Monday, Sept. 10, 2007 | 7:02 a.m.
13,000
Spectators served
15
Months of planning
$200,000
Cost
$40
Admission price
28,000
Bratwurst consumed
60
Gallons of mustard spread
40
Gallons of ketchup squirted
5,500
Chicken sandwiches served
1/2
Ton of cheese consumed
60,000
Beers served
17,000
Bottle of waters consumed
14,500
Sodas sipped
100
Portable toilets used
3 or 4
Depth in spectators lined up to use them
1
Tommy Rocker performances
Too many to count
Cases of indigestion
The World's Largest Grill didn't make the trip. Neither, as it turned out, did the Wisconsin football team's vaunted offense. But that didn't prevent thousands on thousands of bratwurst-munching, beer-guzzling football fans from turning the softball fields on the far edge of Camp Randall West - er, Sam Boyd Stadium - into the "World's Largest Tailgate Party" before Saturday's Wisconsin-UNLV game.
Even if Guinness World Records wouldn't acknowledge it as such.
"We tried to get Guinness to certify it , but they turned us down," said Terry Murawski, a former quarterback at Anderson College in Indiana and a native Hoosier (Terre Haute) . Go figure. As executive director of Wisconsin's national W Club alumni association, Murawski wields the biggest grilling tongs when the Badger Nation gets together for a Saturday afternoon cookout.
"I guess they're more interested in some guy with the longest nasal hair," he sniffed at the Guinness snub.
Just keep him away from the spicy mustard.
This wasn't the first time Wisconsin had fired up its collective grill in Las Vegas. But none of the previous official pregame tailgate parties had attracted a crowd like this one. It seemed all of Madison and half of Milwaukee were there, and if you thought it impossible to pronounce the names of all those little towns named for American Indians that were represented, you should have tried counting them.
"I got married at halftime of the Western Illinois game in 1991," said Ken Werner of Mukwonago, who was attracting attention at the back of one the long bratwurst lines - probably because he was still wearing his white wedding tails with a Bucky Badger embroidered on the back, along with a red kilt, knee-high socks and red-and-white custom-made wingtip shoes by Allen-Edmonds.
Werner's wife, Jill, showed me her ring. It was a replica of Camp Randall Stadium with a huge garnet on the 50-yard line.
There were 42,000 witnesses at the Werner wedding - "We weren't very good in 1991," Ken said, explaining the modest turnout at a cavernous stadium that now attracts more than 80,000. "But there are still a lot of people who owe us a wedding gift."

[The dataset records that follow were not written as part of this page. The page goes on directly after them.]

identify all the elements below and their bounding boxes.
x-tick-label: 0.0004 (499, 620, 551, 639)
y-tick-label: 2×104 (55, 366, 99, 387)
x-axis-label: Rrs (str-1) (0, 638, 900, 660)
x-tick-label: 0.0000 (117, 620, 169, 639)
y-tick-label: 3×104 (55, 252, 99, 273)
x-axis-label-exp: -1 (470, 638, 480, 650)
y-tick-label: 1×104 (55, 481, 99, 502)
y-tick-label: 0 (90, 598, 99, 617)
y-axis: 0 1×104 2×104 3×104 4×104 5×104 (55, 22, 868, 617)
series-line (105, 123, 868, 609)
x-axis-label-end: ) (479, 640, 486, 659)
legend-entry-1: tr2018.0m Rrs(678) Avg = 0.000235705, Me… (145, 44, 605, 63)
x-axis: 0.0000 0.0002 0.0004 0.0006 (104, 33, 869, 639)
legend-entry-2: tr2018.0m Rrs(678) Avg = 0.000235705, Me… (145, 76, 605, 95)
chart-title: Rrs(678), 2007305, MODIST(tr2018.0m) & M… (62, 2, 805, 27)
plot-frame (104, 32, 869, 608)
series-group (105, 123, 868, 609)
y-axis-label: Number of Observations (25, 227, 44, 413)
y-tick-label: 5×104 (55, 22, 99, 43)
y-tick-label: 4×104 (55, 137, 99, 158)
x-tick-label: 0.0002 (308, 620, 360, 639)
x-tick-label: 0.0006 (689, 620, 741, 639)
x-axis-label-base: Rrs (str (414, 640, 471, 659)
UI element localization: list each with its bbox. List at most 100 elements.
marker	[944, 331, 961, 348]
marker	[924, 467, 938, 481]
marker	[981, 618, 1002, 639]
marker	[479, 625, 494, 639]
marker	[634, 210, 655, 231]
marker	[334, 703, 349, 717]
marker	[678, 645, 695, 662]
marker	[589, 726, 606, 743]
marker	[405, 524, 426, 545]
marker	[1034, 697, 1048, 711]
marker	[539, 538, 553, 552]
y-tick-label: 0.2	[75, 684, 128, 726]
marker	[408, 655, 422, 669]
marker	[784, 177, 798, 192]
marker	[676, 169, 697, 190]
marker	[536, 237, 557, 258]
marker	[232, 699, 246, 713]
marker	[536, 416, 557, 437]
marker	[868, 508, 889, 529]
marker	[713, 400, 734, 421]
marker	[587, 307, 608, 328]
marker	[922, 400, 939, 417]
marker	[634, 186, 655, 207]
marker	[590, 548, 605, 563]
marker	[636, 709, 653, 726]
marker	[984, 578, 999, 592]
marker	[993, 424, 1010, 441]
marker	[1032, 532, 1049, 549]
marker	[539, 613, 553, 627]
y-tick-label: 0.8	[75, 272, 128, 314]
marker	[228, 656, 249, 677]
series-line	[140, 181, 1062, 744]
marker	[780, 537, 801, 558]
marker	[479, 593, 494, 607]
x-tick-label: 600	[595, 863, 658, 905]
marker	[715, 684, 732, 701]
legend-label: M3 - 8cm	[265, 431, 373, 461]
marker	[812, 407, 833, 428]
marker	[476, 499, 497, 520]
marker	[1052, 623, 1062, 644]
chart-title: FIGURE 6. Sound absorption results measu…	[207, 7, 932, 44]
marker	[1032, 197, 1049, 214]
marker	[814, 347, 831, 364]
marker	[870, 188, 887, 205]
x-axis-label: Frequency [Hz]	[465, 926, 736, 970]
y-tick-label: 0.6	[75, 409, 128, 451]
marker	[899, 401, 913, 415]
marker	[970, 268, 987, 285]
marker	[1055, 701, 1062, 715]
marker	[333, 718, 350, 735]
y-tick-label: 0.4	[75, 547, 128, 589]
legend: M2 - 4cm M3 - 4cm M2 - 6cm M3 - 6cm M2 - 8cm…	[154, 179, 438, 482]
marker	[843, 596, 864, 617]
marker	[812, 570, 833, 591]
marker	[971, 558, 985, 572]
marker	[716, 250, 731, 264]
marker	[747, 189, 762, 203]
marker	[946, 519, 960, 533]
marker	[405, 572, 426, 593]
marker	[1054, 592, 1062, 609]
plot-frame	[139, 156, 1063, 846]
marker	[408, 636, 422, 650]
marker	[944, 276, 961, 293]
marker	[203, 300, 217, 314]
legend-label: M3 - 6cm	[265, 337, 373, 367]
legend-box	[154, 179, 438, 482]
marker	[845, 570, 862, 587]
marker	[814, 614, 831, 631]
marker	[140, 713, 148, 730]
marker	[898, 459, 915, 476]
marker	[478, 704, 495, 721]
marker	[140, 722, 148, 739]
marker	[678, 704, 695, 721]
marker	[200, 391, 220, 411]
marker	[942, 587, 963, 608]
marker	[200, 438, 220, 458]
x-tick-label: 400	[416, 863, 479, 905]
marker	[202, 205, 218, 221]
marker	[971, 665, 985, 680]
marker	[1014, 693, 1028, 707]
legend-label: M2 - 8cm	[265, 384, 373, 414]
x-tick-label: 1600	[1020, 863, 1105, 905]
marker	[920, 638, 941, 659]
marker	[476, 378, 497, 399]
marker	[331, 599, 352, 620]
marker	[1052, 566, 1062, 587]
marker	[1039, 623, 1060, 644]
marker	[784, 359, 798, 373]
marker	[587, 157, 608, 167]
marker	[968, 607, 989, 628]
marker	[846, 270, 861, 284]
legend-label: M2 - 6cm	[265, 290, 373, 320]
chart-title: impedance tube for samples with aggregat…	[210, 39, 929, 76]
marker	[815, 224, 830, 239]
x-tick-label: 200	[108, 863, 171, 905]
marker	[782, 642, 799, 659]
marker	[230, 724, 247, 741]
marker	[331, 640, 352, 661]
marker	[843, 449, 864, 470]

On Saturday, the Werners and about 15,000 of their closest friends had to settle for a bratwurst or two or three or three dozen, courtesy of Port-A-Pit Catering of Tucson . Murawski said the W Club had to make an out-of-state recruiting trip for a blue-chip grill when the world's largest one, sponsored by Johnsonville Sausage of Sheboygan Falls, Wis., either had a previous commitment or dumped its charcoal load in Aisle 3 of some Winn-Dixie supermarket.
The 65-foot - long, 54,000-pound Johnsonville Big Taste Grill can turn out 2,500 BPH - brats per hour - and Murawski might have panicked when he learned it had been ruled ineligible for this trip.
Not to worry. The Port-A-Pit grilled more than 4,000 brats an hour, thus making it the Ron Dayne of mobile grills.
With their bellies full and their cholesterol levels easily covering the point spread, the Badger Nation eventually trudged from the tailgate area to the stadium, leaving a huge wildebeest-on-the-Serengeti dust cloud in its wake.
There wasn't a spoiled brat in sight.